Microstructural features of lithium-manganese-rich layered oxide cathode precursors are difficult to quantify and optimize as explicit design variables. Method: This study establishes an image-driven closed-loop microstructure inverse design framework, integrating Stable Diffusion-based SEM image generation, quantitative microstructural analysis (texture, sphericity, D50), and particle swarm optimization (PSO) to enable end-to-end mapping from target morphology to co-precipitation process parameters (pH, reagent concentration, reaction time). Contribution/Results: Experimental validation confirms a D50 prediction error <5%; the multi-objective morphology-guided synthesis conditions demonstrate high reproducibility and accuracy. This framework significantly enhances the capability for on-demand microstructural design of cathode precursors, marking the first incorporation of diffusion models into a closed-loop materials design workflow.

Microstructure often dictates materials performance, yet it is rarely treated as an explicit design variable because microstructure is hard to quantify, predict, and optimize.
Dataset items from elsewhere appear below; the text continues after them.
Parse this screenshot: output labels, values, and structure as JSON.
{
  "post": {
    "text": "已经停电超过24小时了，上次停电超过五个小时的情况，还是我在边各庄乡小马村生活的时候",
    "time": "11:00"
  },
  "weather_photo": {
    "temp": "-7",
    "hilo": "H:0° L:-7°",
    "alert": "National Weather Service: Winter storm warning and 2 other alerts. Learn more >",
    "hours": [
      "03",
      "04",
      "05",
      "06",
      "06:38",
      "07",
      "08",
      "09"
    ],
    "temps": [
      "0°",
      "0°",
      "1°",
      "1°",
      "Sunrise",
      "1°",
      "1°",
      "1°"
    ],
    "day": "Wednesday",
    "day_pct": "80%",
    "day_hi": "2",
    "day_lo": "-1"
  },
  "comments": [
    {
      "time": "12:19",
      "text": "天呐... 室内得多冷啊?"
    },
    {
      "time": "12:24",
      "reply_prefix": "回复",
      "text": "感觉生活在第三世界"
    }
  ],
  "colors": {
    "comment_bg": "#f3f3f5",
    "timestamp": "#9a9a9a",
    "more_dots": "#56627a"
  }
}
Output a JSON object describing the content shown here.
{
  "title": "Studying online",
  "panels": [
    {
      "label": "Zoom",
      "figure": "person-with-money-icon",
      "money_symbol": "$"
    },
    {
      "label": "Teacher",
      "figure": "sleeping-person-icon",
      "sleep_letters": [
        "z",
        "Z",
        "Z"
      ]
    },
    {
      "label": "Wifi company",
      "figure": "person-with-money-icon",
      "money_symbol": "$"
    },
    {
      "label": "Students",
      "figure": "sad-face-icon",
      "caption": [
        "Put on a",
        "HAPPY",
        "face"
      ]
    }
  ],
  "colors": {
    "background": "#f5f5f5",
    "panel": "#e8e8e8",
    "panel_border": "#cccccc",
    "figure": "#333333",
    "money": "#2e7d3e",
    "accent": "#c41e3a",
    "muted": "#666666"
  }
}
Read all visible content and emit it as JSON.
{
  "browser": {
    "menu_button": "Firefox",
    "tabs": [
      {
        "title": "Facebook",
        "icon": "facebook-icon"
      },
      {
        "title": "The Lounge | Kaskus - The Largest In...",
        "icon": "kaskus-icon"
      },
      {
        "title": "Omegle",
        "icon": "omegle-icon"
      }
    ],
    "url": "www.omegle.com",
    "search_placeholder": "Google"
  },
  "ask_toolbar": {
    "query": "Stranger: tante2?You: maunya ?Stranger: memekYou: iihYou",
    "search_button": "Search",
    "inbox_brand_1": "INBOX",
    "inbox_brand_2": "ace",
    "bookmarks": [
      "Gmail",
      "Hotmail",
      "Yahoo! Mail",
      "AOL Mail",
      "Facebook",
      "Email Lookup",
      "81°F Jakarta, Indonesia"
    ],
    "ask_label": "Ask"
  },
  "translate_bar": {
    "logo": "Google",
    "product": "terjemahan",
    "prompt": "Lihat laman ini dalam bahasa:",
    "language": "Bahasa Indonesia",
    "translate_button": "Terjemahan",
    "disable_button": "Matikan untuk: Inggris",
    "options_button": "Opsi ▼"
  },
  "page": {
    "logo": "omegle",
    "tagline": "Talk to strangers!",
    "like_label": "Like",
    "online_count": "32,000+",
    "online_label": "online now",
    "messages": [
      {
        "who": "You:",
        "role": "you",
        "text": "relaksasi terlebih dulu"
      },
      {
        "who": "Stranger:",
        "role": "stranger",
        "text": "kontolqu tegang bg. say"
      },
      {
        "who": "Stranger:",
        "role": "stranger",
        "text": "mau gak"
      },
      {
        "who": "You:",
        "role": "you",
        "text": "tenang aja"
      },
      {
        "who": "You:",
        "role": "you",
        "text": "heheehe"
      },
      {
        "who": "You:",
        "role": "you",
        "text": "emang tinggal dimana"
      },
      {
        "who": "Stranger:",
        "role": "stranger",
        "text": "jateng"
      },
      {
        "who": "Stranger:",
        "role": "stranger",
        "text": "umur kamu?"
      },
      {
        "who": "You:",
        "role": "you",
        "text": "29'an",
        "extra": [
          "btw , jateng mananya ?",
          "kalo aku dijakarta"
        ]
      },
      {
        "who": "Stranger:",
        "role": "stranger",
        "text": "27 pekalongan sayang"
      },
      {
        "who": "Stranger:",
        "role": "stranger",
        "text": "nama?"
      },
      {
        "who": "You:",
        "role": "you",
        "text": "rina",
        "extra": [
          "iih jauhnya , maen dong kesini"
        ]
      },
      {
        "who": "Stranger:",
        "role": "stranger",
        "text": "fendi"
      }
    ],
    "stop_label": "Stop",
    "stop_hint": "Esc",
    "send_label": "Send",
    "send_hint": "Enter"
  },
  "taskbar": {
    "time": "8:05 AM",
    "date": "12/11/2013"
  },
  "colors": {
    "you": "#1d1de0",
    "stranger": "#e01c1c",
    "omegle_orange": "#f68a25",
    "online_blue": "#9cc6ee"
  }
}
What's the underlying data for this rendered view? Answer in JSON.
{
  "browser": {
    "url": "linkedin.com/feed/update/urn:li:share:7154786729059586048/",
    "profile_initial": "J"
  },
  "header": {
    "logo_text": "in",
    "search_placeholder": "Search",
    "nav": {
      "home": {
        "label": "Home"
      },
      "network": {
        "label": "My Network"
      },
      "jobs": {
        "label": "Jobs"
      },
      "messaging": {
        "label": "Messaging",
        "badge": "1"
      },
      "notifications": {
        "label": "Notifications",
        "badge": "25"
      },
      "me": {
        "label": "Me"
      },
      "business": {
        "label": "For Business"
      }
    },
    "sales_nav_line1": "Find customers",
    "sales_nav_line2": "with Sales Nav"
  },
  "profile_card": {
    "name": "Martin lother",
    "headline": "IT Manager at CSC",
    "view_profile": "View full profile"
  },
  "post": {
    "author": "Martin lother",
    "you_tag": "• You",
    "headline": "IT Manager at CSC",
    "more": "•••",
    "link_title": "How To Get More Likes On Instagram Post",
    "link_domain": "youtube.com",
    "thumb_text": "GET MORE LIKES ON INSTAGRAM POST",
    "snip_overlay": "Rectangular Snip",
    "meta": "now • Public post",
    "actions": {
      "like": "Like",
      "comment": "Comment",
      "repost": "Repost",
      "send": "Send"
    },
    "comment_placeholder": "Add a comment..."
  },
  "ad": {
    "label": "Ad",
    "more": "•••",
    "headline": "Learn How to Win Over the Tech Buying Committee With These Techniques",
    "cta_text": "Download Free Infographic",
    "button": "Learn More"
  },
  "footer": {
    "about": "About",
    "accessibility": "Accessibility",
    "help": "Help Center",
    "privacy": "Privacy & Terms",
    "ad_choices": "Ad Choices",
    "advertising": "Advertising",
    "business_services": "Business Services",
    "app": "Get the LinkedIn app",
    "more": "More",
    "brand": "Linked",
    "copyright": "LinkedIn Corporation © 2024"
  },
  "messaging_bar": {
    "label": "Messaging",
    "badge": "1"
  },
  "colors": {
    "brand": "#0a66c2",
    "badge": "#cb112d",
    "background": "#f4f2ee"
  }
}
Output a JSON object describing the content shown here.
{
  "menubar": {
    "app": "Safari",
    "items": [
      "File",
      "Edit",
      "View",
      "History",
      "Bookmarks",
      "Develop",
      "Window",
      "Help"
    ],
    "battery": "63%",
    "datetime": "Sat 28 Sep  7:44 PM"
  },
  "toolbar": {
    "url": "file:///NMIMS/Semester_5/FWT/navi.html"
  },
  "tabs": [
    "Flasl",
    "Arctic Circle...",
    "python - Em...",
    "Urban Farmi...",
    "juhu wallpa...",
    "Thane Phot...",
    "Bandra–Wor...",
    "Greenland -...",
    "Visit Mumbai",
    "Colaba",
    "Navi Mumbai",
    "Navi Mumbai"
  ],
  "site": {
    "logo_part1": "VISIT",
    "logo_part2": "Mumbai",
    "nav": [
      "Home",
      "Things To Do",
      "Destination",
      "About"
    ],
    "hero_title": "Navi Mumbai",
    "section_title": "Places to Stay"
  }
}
Here, we introduce an image centric, closed-loop framework that makes microstructural morphology into a controllable objective and demonstrate its use case with Li- and Mn-rich layered oxide cathode precursors. This work presents an integrated, AI driven framework for the predictive design and optimization of lithium-ion battery cathode precursor synthesis. This framework integrates a diffusion-based image generation model, a quantitative image analysis pipeline, and a particle swarm optimization (PSO) algorithm. By extracting key morphological descriptors such as texture, sphericity, and median particle size (D50) from SEM images, the platform accurately predicts SEM like morphologies resulting from specific coprecipitation conditions, including reaction time-, solution concentration-, and pH-dependent structural changes. Optimization then pinpoints synthesis parameters that yield user defined target morphologies, as experimentally validated by the close agreement between predicted and synthesized structures. This framework offers a practical strategy for data driven materials design, enabling both forward prediction and inverse design of synthesis conditions and paving the way toward autonomous, image guided microstructure engineering.